In dem Papier bittet der Parlamentarische Finanzstaatssekretär Karl Diller (SPD) im Namen des Familienministeriums um die Einwilligung in überplanmäßige Ausgaben. Die zusätzlichen Ausgaben für das Erziehungsgeld seien "unvorhergesehen, da die Geburtenverteilung über das Jahr hinweg nicht gleichförmig verlaufen ist", heißt es in dem Schreiben. "Die höhere Geburtenzahl in der zweiten Jahreshälfte konnte bei der Aufstellung des Haushalts 2007 nicht vorhergesehen werden."
Auch die noch umfangreichere Überziehung beim Elterngeld sei nicht zu erwarten gewesen, da für das 2007 eingeführte Elterngeld Erfahrungswerte für die geschätzte Höhe des Haushaltsgeldes fehlen.

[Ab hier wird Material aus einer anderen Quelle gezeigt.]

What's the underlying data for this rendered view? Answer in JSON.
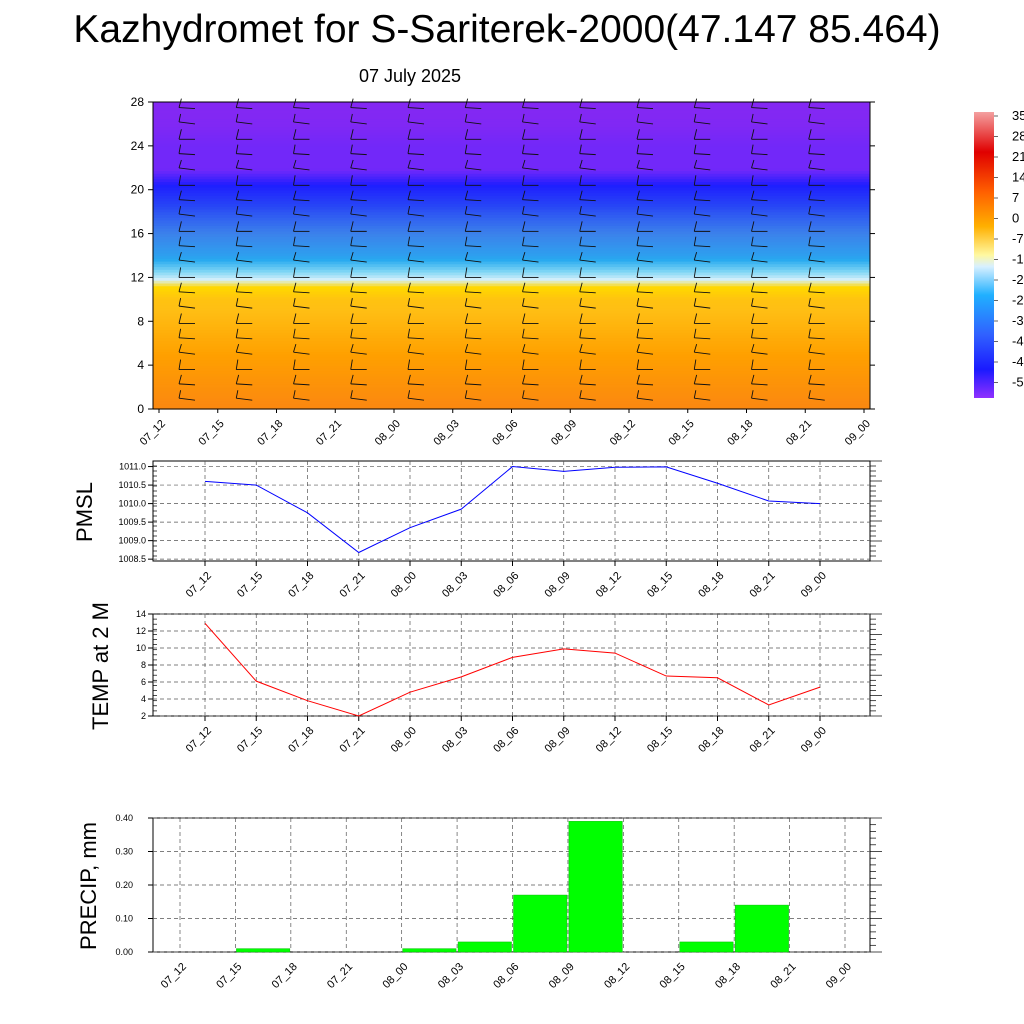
{
  "title": "Kazhydromet for S-Sariterek-2000(47.147 85.464)",
  "subtitle": "07 July 2025",
  "time_labels": [
    "07_12",
    "07_15",
    "07_18",
    "07_21",
    "08_00",
    "08_03",
    "08_06",
    "08_09",
    "08_12",
    "08_15",
    "08_18",
    "08_21",
    "09_00"
  ],
  "colorbar_labels": [
    "35",
    "28",
    "21",
    "14",
    "7",
    "0",
    "-7",
    "-1",
    "-2",
    "-2",
    "-3",
    "-4",
    "-4",
    "-5"
  ],
  "chart_data": [
    {
      "type": "heatmap",
      "title": "",
      "xlabel": "",
      "ylabel": "",
      "categories": [
        "07_12",
        "07_15",
        "07_18",
        "07_21",
        "08_00",
        "08_03",
        "08_06",
        "08_09",
        "08_12",
        "08_15",
        "08_18",
        "08_21",
        "09_00"
      ],
      "ylim": [
        0,
        28
      ],
      "yticks": [
        0,
        4,
        8,
        12,
        16,
        20,
        24,
        28
      ],
      "levels": [
        0,
        2,
        4,
        6,
        8,
        10,
        10.8,
        12,
        14,
        16,
        18,
        20,
        22,
        24,
        26,
        28
      ],
      "temperature": [
        22,
        18,
        14,
        10,
        6,
        2,
        -6,
        -13,
        -24,
        -30,
        -36,
        -44,
        -53,
        -53,
        -57,
        -58
      ],
      "colors": {
        "warm": "#ff8c00",
        "yellow": "#ffd700",
        "cold": "#1e1eff",
        "coldest": "#8a2be2"
      }
    },
    {
      "type": "line",
      "ylabel": "PMSL",
      "categories": [
        "07_12",
        "07_15",
        "07_18",
        "07_21",
        "08_00",
        "08_03",
        "08_06",
        "08_09",
        "08_12",
        "08_15",
        "08_18",
        "08_21",
        "09_00"
      ],
      "values": [
        1010.6,
        1010.5,
        1009.75,
        1008.68,
        1009.35,
        1009.85,
        1011.0,
        1010.87,
        1010.98,
        1010.99,
        1010.55,
        1010.07,
        1010.0
      ],
      "ylim": [
        1008.45,
        1011.15
      ],
      "yticks": [
        1008.5,
        1009.0,
        1009.5,
        1010.0,
        1010.5,
        1011.0
      ],
      "color": "#0000ff",
      "grid": true
    },
    {
      "type": "line",
      "ylabel": "TEMP at 2 M",
      "categories": [
        "07_12",
        "07_15",
        "07_18",
        "07_21",
        "08_00",
        "08_03",
        "08_06",
        "08_09",
        "08_12",
        "08_15",
        "08_18",
        "08_21",
        "09_00"
      ],
      "values": [
        12.9,
        6.1,
        3.8,
        2.0,
        4.8,
        6.6,
        8.9,
        9.9,
        9.4,
        6.7,
        6.5,
        3.3,
        5.4
      ],
      "ylim": [
        2,
        14
      ],
      "yticks": [
        2,
        4,
        6,
        8,
        10,
        12,
        14
      ],
      "color": "#ff0000",
      "grid": true
    },
    {
      "type": "bar",
      "ylabel": "PRECIP, mm",
      "categories": [
        "07_12",
        "07_15",
        "07_18",
        "07_21",
        "08_00",
        "08_03",
        "08_06",
        "08_09",
        "08_12",
        "08_15",
        "08_18",
        "08_21",
        "09_00"
      ],
      "values": [
        0,
        0.01,
        0,
        0,
        0.01,
        0.03,
        0.17,
        0.39,
        0,
        0.03,
        0.14,
        0,
        0
      ],
      "ylim": [
        0,
        0.4
      ],
      "yticks": [
        "0.00",
        "0.10",
        "0.20",
        "0.30",
        "0.40"
      ],
      "color": "#00ff00",
      "grid": true
    }
  ]
}
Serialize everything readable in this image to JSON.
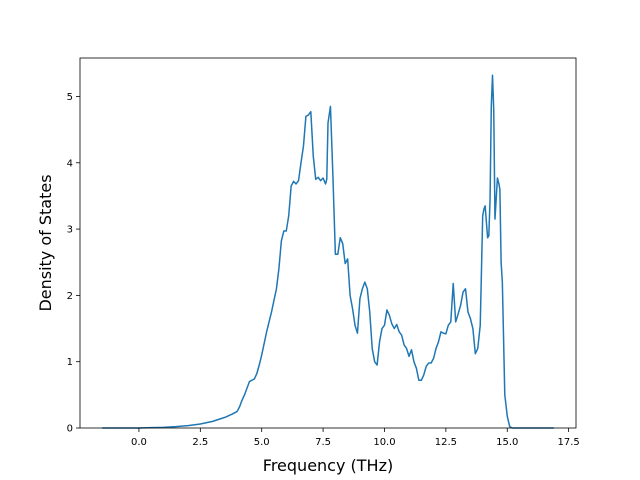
{
  "chart_data": {
    "type": "line",
    "title": "",
    "xlabel": "Frequency (THz)",
    "ylabel": "Density of States",
    "xlim": [
      -2.4,
      17.8
    ],
    "ylim": [
      0,
      5.58
    ],
    "xticks": [
      0.0,
      2.5,
      5.0,
      7.5,
      10.0,
      12.5,
      15.0,
      17.5
    ],
    "xtick_labels": [
      "0.0",
      "2.5",
      "5.0",
      "7.5",
      "10.0",
      "12.5",
      "15.0",
      "17.5"
    ],
    "yticks": [
      0,
      1,
      2,
      3,
      4,
      5
    ],
    "ytick_labels": [
      "0",
      "1",
      "2",
      "3",
      "4",
      "5"
    ],
    "grid": false,
    "legend": "none",
    "line_color": "#1f77b4",
    "series": [
      {
        "x": [
          -1.5,
          -1.0,
          -0.5,
          0.0,
          0.5,
          1.0,
          1.5,
          2.0,
          2.5,
          3.0,
          3.5,
          3.8,
          4.0,
          4.1,
          4.2,
          4.3,
          4.4,
          4.5,
          4.6,
          4.7,
          4.8,
          4.9,
          5.0,
          5.2,
          5.4,
          5.6,
          5.7,
          5.8,
          5.9,
          6.0,
          6.1,
          6.2,
          6.3,
          6.4,
          6.5,
          6.6,
          6.7,
          6.8,
          6.9,
          7.0,
          7.1,
          7.2,
          7.3,
          7.4,
          7.5,
          7.6,
          7.65,
          7.7,
          7.8,
          7.9,
          8.0,
          8.1,
          8.2,
          8.3,
          8.4,
          8.5,
          8.6,
          8.7,
          8.8,
          8.9,
          9.0,
          9.1,
          9.2,
          9.3,
          9.4,
          9.5,
          9.6,
          9.7,
          9.8,
          9.9,
          10.0,
          10.1,
          10.2,
          10.3,
          10.4,
          10.5,
          10.6,
          10.7,
          10.8,
          10.9,
          11.0,
          11.1,
          11.2,
          11.3,
          11.4,
          11.5,
          11.6,
          11.7,
          11.8,
          11.9,
          12.0,
          12.1,
          12.2,
          12.3,
          12.4,
          12.5,
          12.6,
          12.7,
          12.8,
          12.9,
          13.0,
          13.1,
          13.2,
          13.3,
          13.4,
          13.5,
          13.6,
          13.7,
          13.8,
          13.9,
          14.0,
          14.05,
          14.1,
          14.2,
          14.25,
          14.3,
          14.35,
          14.4,
          14.45,
          14.5,
          14.6,
          14.65,
          14.7,
          14.75,
          14.8,
          14.9,
          15.0,
          15.1,
          15.2,
          15.3,
          15.4,
          15.5,
          16.0,
          16.5,
          16.9
        ],
        "y": [
          0,
          0,
          0,
          0,
          0.005,
          0.01,
          0.02,
          0.035,
          0.06,
          0.1,
          0.16,
          0.21,
          0.25,
          0.32,
          0.42,
          0.5,
          0.6,
          0.7,
          0.72,
          0.74,
          0.82,
          0.95,
          1.1,
          1.45,
          1.75,
          2.1,
          2.4,
          2.82,
          2.97,
          2.97,
          3.2,
          3.65,
          3.72,
          3.68,
          3.73,
          4.0,
          4.25,
          4.7,
          4.72,
          4.77,
          4.1,
          3.75,
          3.78,
          3.73,
          3.77,
          3.68,
          3.75,
          4.6,
          4.85,
          3.8,
          2.62,
          2.62,
          2.87,
          2.78,
          2.48,
          2.55,
          2.0,
          1.8,
          1.55,
          1.43,
          1.95,
          2.1,
          2.2,
          2.1,
          1.75,
          1.2,
          1.0,
          0.95,
          1.3,
          1.5,
          1.55,
          1.78,
          1.7,
          1.57,
          1.5,
          1.56,
          1.45,
          1.4,
          1.25,
          1.2,
          1.08,
          1.18,
          1.0,
          0.9,
          0.72,
          0.72,
          0.8,
          0.93,
          0.98,
          0.98,
          1.05,
          1.2,
          1.3,
          1.45,
          1.43,
          1.42,
          1.55,
          1.6,
          2.18,
          1.6,
          1.72,
          1.85,
          2.05,
          2.1,
          1.75,
          1.65,
          1.5,
          1.12,
          1.2,
          1.55,
          3.2,
          3.3,
          3.35,
          2.87,
          2.9,
          3.45,
          4.85,
          5.32,
          4.8,
          3.15,
          3.77,
          3.7,
          3.6,
          2.5,
          2.2,
          0.5,
          0.18,
          0.02,
          0,
          0,
          0,
          0,
          0,
          0,
          0
        ]
      }
    ]
  }
}
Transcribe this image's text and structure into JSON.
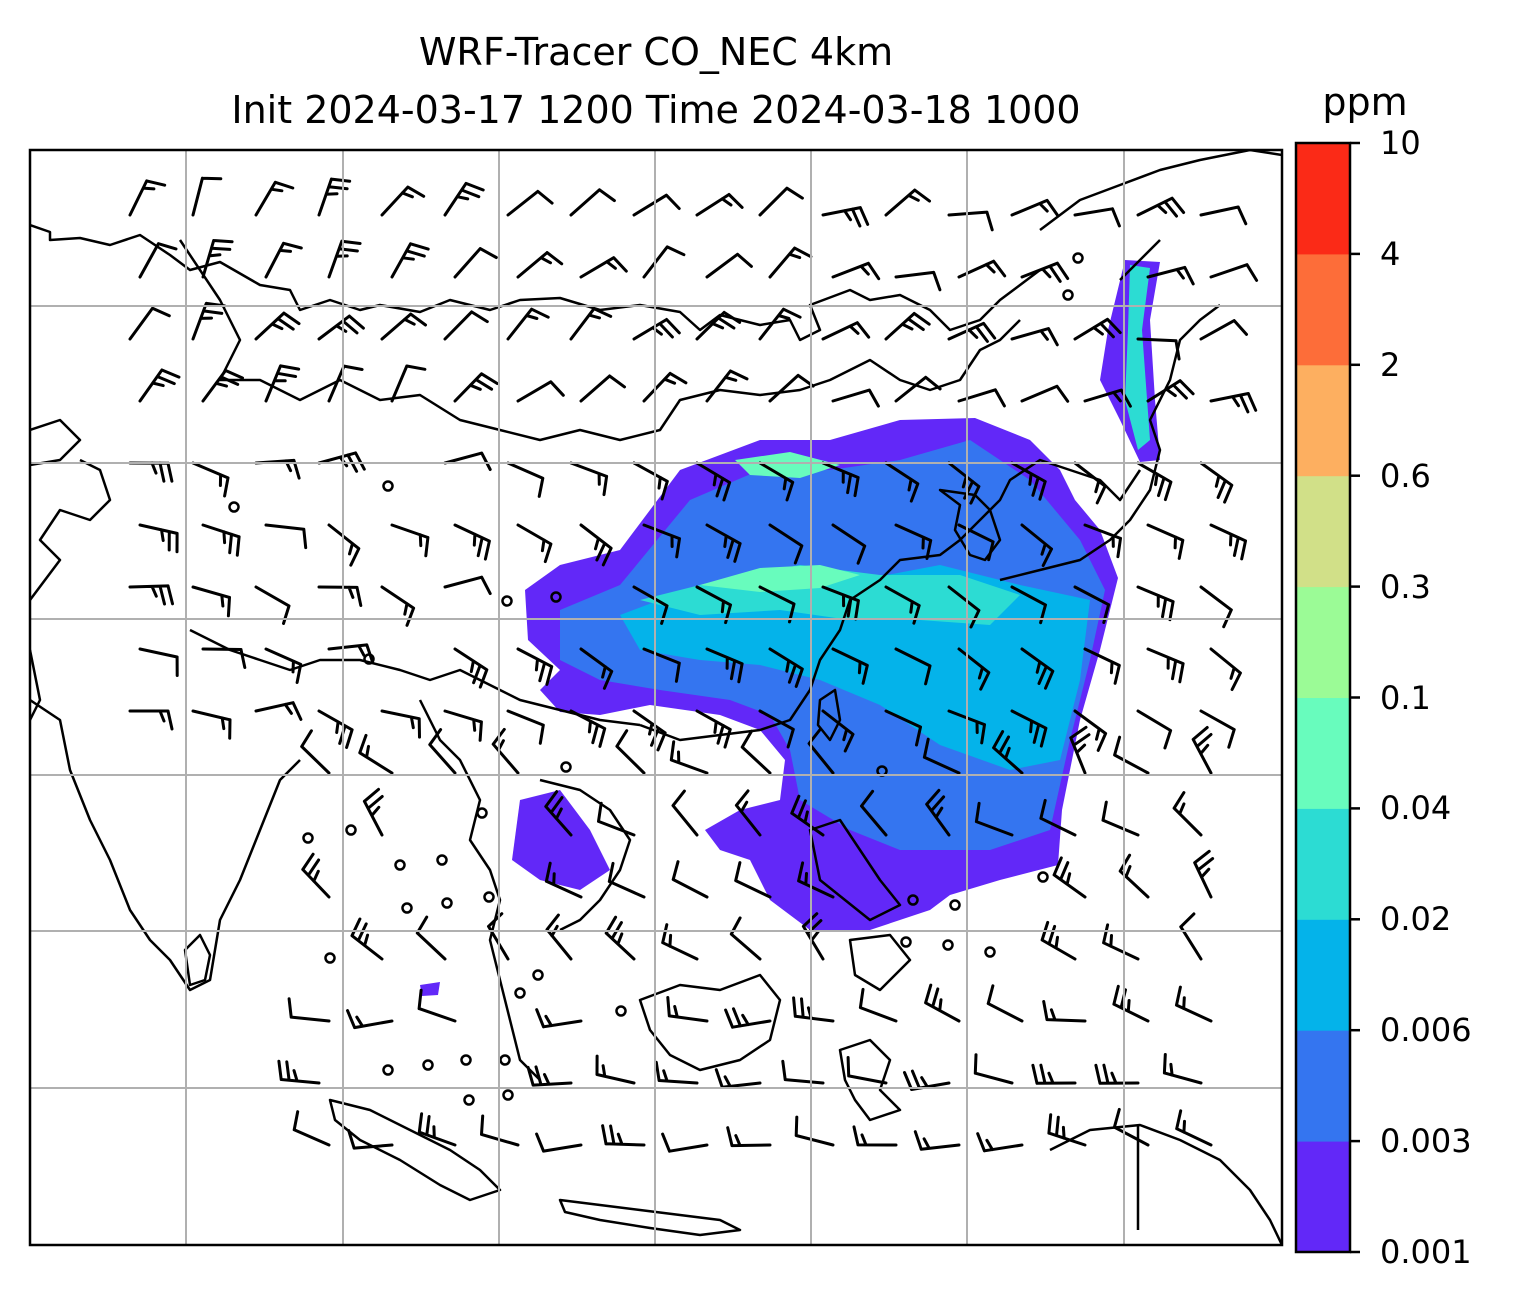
{
  "title": {
    "line1": "WRF-Tracer CO_NEC 4km",
    "line2": "Init 2024-03-17 1200 Time 2024-03-18 1000"
  },
  "colorbar": {
    "unit": "ppm",
    "tick_labels": [
      "0.001",
      "0.003",
      "0.006",
      "0.02",
      "0.04",
      "0.1",
      "0.3",
      "0.6",
      "2",
      "4",
      "10"
    ],
    "colors": [
      "#6228f8",
      "#3475f0",
      "#04b3ea",
      "#2cdcd3",
      "#68fcbd",
      "#9bfb96",
      "#d1e088",
      "#fdaf60",
      "#fd6d39",
      "#fb2a17"
    ]
  },
  "map": {
    "gridlines": true,
    "field": "CO_NEC tracer concentration",
    "overlay": "wind barbs",
    "plume_shading_levels_ppm": [
      "0.001-0.003",
      "0.003-0.006",
      "0.006-0.02",
      "0.02-0.04",
      "0.04-0.1"
    ]
  }
}
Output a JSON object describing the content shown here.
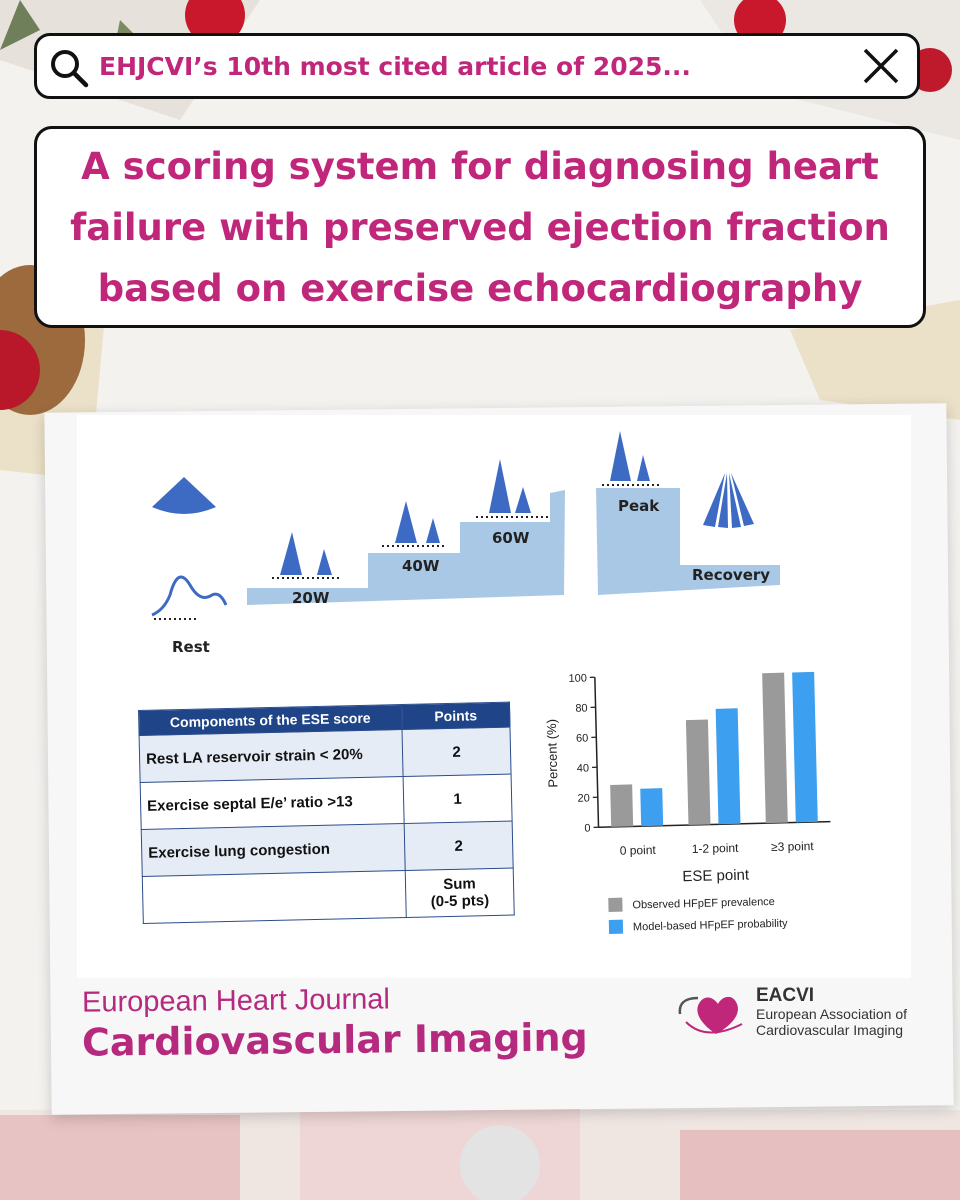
{
  "search": {
    "text": "EHJCVI’s 10th most cited article of 2025..."
  },
  "title": "A scoring system for diagnosing heart failure with preserved ejection fraction based on exercise echocardiography",
  "stages": {
    "rest": "Rest",
    "w20": "20W",
    "w40": "40W",
    "w60": "60W",
    "peak": "Peak",
    "recovery": "Recovery"
  },
  "table": {
    "header": [
      "Components of the ESE score",
      "Points"
    ],
    "rows": [
      {
        "label": "Rest LA reservoir strain < 20%",
        "points": "2"
      },
      {
        "label": "Exercise septal E/e’ ratio >13",
        "points": "1"
      },
      {
        "label": "Exercise lung congestion",
        "points": "2"
      }
    ],
    "sum_label": "Sum",
    "sum_range": "(0-5 pts)"
  },
  "chart_data": {
    "type": "bar",
    "categories": [
      "0 point",
      "1-2 point",
      "≥3 point"
    ],
    "series": [
      {
        "name": "Observed HFpEF prevalence",
        "color": "#9a9a9a",
        "values": [
          28,
          70,
          100
        ]
      },
      {
        "name": "Model-based HFpEF probability",
        "color": "#3d9ff0",
        "values": [
          25,
          77,
          100
        ]
      }
    ],
    "xlabel": "ESE point",
    "ylabel": "Percent (%)",
    "ylim": [
      0,
      100
    ],
    "yticks": [
      "0",
      "20",
      "40",
      "60",
      "80",
      "100"
    ],
    "legend_position": "bottom-left",
    "grid": false
  },
  "journal": {
    "line1": "European Heart Journal",
    "line2": "Cardiovascular Imaging"
  },
  "eacvi": {
    "name": "EACVI",
    "sub": "European Association of Cardiovascular Imaging"
  },
  "colors": {
    "accent": "#c0267a",
    "table_header": "#1f4588",
    "stair": "#a9c8e6",
    "cone": "#3d6bc4"
  }
}
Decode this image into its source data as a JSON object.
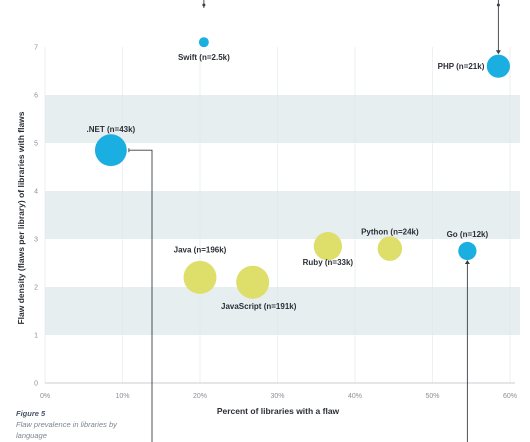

Entgegen der Annahmen hätte ein relativ hoher Anteil das Erziehungsgeld nicht erst nach Ablauf von zwölf Monaten, sondern bereits in den ersten Monaten nach der Geburt beantragt.
Hingegen hatte das Ministerium erwartet, dass im ersten Jahr nach der Geburt eher die Mutter zu Hause bleiben würde und die zwei Vätermonate erst Anfang 2008 finanziert werden müssten. Doch die Statistik zum Elterngeldbezug zeige mit knapp zehn Prozent "bereits jetzt einen relativ hohen Anteil von Vätern, die Elterngeld beziehen".